Mode Mixture
Updated: 2026-07-04Mode mixture is borrowing chords from the parallel minor during a passage in a major key — which is why it's also called using borrowed chords. It brings a sudden "darker" color into a bright context.
Key takeaways
- Mode mixture borrows chords from the parallel minor during a major-key passage.
- Borrowed chords appear because of lowered scale degrees: ♭6 is the most common, plus ♭3 and ♭7.
- The iv (minor subdominant) and ♭VI are the most common borrowed chords.
- ♭VI deceptive cadence: V → ♭VI instead of V → vi; the Picardy third ends a minor-key piece on a major tonic.
Why do borrowed chords appear?
They come from lowered scale degrees of the parallel minor slipping in. ♭6 is the most common, but ♭3 and ♭7 occur too.
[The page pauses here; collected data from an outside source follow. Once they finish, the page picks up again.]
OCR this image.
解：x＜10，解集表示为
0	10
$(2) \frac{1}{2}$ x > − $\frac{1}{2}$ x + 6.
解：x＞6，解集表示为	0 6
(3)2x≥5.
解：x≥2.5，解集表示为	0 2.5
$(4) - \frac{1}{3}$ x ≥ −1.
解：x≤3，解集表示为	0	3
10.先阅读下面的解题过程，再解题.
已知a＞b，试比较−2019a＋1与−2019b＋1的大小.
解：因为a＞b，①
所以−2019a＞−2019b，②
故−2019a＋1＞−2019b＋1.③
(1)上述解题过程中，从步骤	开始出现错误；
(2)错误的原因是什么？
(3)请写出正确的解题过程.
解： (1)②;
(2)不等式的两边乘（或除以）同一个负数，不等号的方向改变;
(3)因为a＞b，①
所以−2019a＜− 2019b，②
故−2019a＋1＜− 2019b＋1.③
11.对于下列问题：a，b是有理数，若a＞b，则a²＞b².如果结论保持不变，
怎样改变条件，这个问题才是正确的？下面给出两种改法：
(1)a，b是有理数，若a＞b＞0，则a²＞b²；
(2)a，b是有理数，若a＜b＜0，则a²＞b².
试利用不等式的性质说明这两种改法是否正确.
These lowered chromatic notes create the characteristic effect.
What are the common borrowed chords?
They're chords carrying lowered scale degrees, borrowed from C minor into C major. The table below is verified with tonal:
| Borrowed chord | Symbol | Notes |
|---|---|---|
| i | Cm | C–E♭–G |
| ii° | D° | D–F–A♭ |
| ♭III | E♭ | E♭–G–B♭ |
| iv | Fm | F–A♭–C |
| ♭VI | A♭ | A♭–C–E♭ |
| ♭VII | B♭ | B♭–D–F |
Of these, the iv (minor subdominant) and ♭VI are the most common. A famous example: the opening of R. Strauss's Also Sprach Zarathustra moves straight from major I to minor i.
What are the ♭VI deceptive cadence and the Picardy third?
They're two opposite devices: one brings a darker color into a major key, the other a brighter color into a minor key.
- Deceptive cadence with ♭VI: instead of the diatonic V → vi, you can move V → ♭VI (a borrowed chord) — a deceptive cadence with a chromatic color.
- Picardy third: the reverse device — ending a piece in a minor key on a major tonic chord (raising the third of the i chord), for a surprisingly bright, complete finish.
See Minor Scales & Key Signatures for the parallel minor, and The Neapolitan Chord and Augmented Sixth Chords for other chromatic pre-dominant chords.
Frequently asked questions
Where are borrowed chords borrowed from? From the parallel minor — for example, from C minor while you're in C major. The minor mode's lowered scale degrees (♭6, ♭3, ♭7) bring a darker color into the major passage.
Which lowered scale degree is most common in mode mixture? ♭6 is the most common, with ♭3 and ♭7 also appearing. That's why iv (the minor subdominant) and ♭VI — both containing ♭6 — are the most common borrowed chords.
What is the Picardy third? It's the device of ending a minor-key piece on a major tonic chord (raising the third of the i chord), for a surprisingly bright, complete finish.